In Figure PS-2, the man-made radiation component (upper right portion of the figure) shows the relative contributions of the various types of man-made radiation to the U.S. population.7 Medical X-rays and nuclear medicine account for about 79% of the man-made radiation exposure in the United States. Elements in consumer products, such as tobacco, the domestic water supply, building materials, and to a lesser extent, smoke detectors, televisions, and computer screens, account for another 16%. Occupational exposures, fallout, and the nuclear fuel cycle comprise less than 5% of the man-made component and less than 1% of the combined background and man-made component. Additional small amounts of exposure from background and man-made radiation come from activities such as traveling by jet aircraft (cosmic radiation—add 0.01 mSv for each 1000 miles traveled), living near a coal-fired power plant (plant emissions—add 0.0003 mSv), being near X-ray luggage inspection scanners (add 0.00002 mSv), or living within 50 miles of a nuclear power plant (add 0.00009 mSv).8


United Nations Scientific Committee on the Effects of Atomic Radiation (UNSCEAR). 2000. Sources and Effects of Ionizing Radiation, Volume 1: Sources. New York: United Nations. Table 31, p. 40.

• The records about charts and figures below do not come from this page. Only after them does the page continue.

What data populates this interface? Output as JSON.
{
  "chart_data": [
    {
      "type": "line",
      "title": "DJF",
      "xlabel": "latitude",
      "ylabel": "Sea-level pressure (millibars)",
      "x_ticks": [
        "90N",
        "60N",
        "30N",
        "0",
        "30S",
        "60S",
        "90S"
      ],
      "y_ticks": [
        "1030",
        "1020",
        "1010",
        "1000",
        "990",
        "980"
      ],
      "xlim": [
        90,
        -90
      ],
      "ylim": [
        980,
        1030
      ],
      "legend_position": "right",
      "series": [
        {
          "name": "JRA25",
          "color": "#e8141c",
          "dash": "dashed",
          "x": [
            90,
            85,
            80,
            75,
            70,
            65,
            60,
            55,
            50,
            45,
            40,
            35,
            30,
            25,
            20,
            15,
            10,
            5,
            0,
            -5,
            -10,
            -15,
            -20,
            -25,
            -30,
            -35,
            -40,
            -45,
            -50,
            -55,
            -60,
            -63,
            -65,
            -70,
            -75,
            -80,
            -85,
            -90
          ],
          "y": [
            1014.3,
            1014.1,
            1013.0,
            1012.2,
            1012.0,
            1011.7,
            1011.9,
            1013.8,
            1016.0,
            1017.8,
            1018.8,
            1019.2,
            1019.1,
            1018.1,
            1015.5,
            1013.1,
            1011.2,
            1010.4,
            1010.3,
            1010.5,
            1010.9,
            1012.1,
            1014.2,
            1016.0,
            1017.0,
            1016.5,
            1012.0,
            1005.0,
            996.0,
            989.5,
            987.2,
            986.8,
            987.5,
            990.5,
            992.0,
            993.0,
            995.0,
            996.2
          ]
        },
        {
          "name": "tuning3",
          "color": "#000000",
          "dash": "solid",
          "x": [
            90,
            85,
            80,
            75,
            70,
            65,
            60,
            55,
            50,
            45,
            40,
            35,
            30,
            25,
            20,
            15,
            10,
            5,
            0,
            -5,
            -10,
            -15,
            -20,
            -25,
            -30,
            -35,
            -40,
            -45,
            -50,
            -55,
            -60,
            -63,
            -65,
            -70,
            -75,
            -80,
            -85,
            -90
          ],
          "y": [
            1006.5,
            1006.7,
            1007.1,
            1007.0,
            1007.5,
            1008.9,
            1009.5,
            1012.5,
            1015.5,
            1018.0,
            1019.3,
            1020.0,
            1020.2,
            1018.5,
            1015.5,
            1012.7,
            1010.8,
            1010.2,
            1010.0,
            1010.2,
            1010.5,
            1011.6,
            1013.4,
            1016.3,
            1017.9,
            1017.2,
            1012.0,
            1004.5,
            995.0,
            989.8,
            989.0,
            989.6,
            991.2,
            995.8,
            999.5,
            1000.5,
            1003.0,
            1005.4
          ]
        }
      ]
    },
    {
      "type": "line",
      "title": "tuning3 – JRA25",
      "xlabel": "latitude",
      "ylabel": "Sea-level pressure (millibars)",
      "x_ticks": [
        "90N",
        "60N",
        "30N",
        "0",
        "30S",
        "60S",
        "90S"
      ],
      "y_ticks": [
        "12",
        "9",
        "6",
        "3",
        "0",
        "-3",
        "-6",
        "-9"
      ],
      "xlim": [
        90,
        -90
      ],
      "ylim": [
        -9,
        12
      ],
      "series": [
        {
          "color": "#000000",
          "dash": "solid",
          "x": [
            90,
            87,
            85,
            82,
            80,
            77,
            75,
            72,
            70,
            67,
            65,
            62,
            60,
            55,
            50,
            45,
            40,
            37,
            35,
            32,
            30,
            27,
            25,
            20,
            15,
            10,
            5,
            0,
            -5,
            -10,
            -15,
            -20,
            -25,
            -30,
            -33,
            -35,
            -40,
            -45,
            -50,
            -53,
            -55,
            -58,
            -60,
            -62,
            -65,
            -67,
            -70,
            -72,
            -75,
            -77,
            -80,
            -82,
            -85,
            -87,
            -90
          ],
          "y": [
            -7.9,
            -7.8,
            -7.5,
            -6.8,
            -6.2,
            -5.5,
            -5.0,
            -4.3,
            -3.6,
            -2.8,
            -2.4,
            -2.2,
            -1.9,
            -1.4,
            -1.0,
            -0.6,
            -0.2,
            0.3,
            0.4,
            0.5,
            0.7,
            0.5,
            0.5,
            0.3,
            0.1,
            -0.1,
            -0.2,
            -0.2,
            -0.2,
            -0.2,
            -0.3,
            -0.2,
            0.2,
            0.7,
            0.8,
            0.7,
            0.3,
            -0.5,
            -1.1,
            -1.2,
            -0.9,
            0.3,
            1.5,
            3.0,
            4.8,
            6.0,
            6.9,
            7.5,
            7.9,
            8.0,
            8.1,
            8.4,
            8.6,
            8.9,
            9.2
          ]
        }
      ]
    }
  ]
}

UNSCEAR. 2000. Sources and Effects of Ionizing Radiation. Report to the General Assembly, with scientific annexes. New York: United Nations.


National Council on Radiation Protection and Measurements (NCRP). 1987. Ionizing Radiation Exposure of the Population of the United States. Washington, DC: NCRP, No. 93.


National Council on Radiation Protection and Measurements. 1987. Ionizing Radiation Exposure of the Population of the United States. Washington, DC: NCRP, No. 93.


National Council on Radiation Protection and Measurements Reports #92-95 and #100. Washington, DC: NCRP.